Fort d’un succès intense de l’autre côté de l’Atlantique, où le premier long-métrage de la metteuse en scène Celine Song s’est taillé une jolie réputation auprès de son public et de la critique, Past Lives se saisit de ses racines sud-coréennes et américaines dans une anti-romance au-delà des clichés du genre et de son habituel appétit pour l’émotion spectaculaire. Ici, les mots forts se font rares, les sentiments sont cachés entre les lignes, et cette histoire d’amour perdue/retrouvée achève de faire battre le cœur de ses spectateurs de plus belle. Past Lives raconte la relation entre Nayoung et Hae Sung, deux enfants de Corée du Sud, alors meilleurs amis du monde et sources des premiers sentiments amoureux. Lorsque la famille de Nayoung émigre aux Etats-Unis – là où elle prendra le prénom Nora – les deux jeunes se perdent de vue. Une décennie plus tard, Nora retrouve Hae Sung, s’attelant à rattraper le temps perdu par conversations Skype. Après s’être de nouveau séparés, leurs vies se recroisent dix ans plus tard. Nora, la trentaine, est mariée à l’américain Arthur, et fait l’état de sa vie et des vies qu’ils auraient pu avoir si elle n’était jamais partie de Séoul…
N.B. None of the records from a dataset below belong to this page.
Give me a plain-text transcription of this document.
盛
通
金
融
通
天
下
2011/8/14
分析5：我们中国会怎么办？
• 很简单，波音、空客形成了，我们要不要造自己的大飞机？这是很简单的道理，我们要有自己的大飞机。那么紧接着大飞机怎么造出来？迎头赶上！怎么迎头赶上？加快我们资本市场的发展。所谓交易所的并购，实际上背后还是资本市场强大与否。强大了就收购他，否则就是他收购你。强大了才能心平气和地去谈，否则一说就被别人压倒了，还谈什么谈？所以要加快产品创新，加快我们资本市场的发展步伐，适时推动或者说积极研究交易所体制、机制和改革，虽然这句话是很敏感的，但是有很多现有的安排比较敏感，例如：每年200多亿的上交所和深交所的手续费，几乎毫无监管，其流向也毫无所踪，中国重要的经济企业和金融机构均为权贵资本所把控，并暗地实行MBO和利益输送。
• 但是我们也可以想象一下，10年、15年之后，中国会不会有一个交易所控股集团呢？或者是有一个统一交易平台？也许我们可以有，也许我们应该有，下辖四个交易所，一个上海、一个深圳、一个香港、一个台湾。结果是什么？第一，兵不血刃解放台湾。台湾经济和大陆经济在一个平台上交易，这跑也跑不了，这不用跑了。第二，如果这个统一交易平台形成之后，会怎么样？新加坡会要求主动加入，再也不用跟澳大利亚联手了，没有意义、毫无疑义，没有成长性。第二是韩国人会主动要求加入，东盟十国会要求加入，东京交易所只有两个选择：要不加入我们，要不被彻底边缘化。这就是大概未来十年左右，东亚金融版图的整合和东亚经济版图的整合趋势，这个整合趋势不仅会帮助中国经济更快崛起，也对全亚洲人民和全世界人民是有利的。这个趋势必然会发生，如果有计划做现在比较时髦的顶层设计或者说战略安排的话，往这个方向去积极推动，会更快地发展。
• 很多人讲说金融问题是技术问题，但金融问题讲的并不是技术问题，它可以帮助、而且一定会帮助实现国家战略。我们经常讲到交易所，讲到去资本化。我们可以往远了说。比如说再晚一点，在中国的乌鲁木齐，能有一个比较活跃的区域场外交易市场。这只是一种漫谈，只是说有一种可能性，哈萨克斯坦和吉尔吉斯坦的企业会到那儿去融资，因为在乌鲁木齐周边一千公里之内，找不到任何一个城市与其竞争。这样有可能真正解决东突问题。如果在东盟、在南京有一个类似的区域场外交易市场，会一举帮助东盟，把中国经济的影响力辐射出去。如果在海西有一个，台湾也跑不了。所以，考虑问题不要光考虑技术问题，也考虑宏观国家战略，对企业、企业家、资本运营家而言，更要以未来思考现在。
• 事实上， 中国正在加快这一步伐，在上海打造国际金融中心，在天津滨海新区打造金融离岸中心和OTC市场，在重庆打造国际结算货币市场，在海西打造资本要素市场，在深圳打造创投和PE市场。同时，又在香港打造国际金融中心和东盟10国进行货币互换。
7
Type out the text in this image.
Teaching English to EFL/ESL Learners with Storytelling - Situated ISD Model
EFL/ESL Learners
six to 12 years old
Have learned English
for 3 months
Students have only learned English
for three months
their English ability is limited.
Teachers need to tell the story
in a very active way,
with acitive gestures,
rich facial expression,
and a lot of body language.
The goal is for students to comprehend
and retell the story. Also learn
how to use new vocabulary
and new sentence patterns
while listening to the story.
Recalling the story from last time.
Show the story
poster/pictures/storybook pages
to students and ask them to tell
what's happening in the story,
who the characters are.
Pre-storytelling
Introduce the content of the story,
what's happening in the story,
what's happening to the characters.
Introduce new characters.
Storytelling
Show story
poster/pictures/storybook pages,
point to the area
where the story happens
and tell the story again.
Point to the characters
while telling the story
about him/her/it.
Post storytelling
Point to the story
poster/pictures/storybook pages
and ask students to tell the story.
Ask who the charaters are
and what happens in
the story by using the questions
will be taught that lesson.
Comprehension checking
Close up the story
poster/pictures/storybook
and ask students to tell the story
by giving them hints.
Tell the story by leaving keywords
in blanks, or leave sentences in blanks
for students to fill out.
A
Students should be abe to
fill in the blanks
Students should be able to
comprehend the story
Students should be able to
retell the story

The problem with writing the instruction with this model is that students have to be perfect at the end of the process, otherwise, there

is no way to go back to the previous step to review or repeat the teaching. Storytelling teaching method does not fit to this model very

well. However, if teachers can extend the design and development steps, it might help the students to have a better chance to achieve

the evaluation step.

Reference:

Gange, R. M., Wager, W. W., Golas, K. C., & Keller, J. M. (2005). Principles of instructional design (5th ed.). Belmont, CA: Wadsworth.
Sous le sigle de la prolifique firme A24 (encore eux), fidèle et rassurant encart pour le spectateur à la recherche d’une vision d’auteur singulière au sein du cinéma indépendant américain, ce Past Lives revêt des airs romantiques dans ses prémices – avec ce récit d’amour laissé derrière qui renaît quand on s’y attend le moins. En piochant à la fois dans les références visuelles sociales et réalistes qui tissent en délicatesse les relations entre leurs protagonistes (on y retrouve du Linklater ou du Woody Allen) tout en se raccrochant à la subtilité du In the Mood for Love de Wong Kar-wai, Celine Song dicte son film comme une série de chroniques sentimentales éprises de romantisme et de déchirements, plongeant également son propos d’une once de spiritualité par l’introduction du concept du Inyeon – un terme coréen qui renvoie à la notion de destin, explicitant un lien tissé entre deux individus qui rend leur rencontre inéluctable. Cette idée pose le concept du film, tout en se gardant pourtant de l’explorer visuellement. La caméra de Song reste vissée sur ses protagonistes, sans décrocher de leurs visages, de leurs regards, de leurs gestes et de leurs interactions complices ou embarrassées.

En cachant sa dynamique introspective et ses notions mystiques derrière sa chronique nuancée et complexe d’une relation impossible mais fruit du destin, Past Lives rate peut-être de peu le coup d’éclat formidable qu’il tente d’accomplir, mais ne manque jamais de peindre délicatement ses personnages et les liens qui les unit au sein de ce petit monde à égale distance de Séoul et de New-York. Le duo entre Nora (Greta Lee) et Hae Sung (Teo Yoo) fonctionne extrêmement bien, dans un jeu de langages et de complicité qui fait naître à la fois la force de l’électricité amoureuse et le déchirement du renoncement, dans une quête du temps perdu et une remise en question identitaire particulièrement subtile. Et c’est finalement le troisième personnage central qui appuie le plus le propos et l’équilibre du film, puisqu’Arthur représente l’antagoniste posé au milieu des deux amours d’enfance, tout en développant une réflexion très maline et nuancée à juste titre sur le destin et sur l’angle adopté par la romance de Celine Song.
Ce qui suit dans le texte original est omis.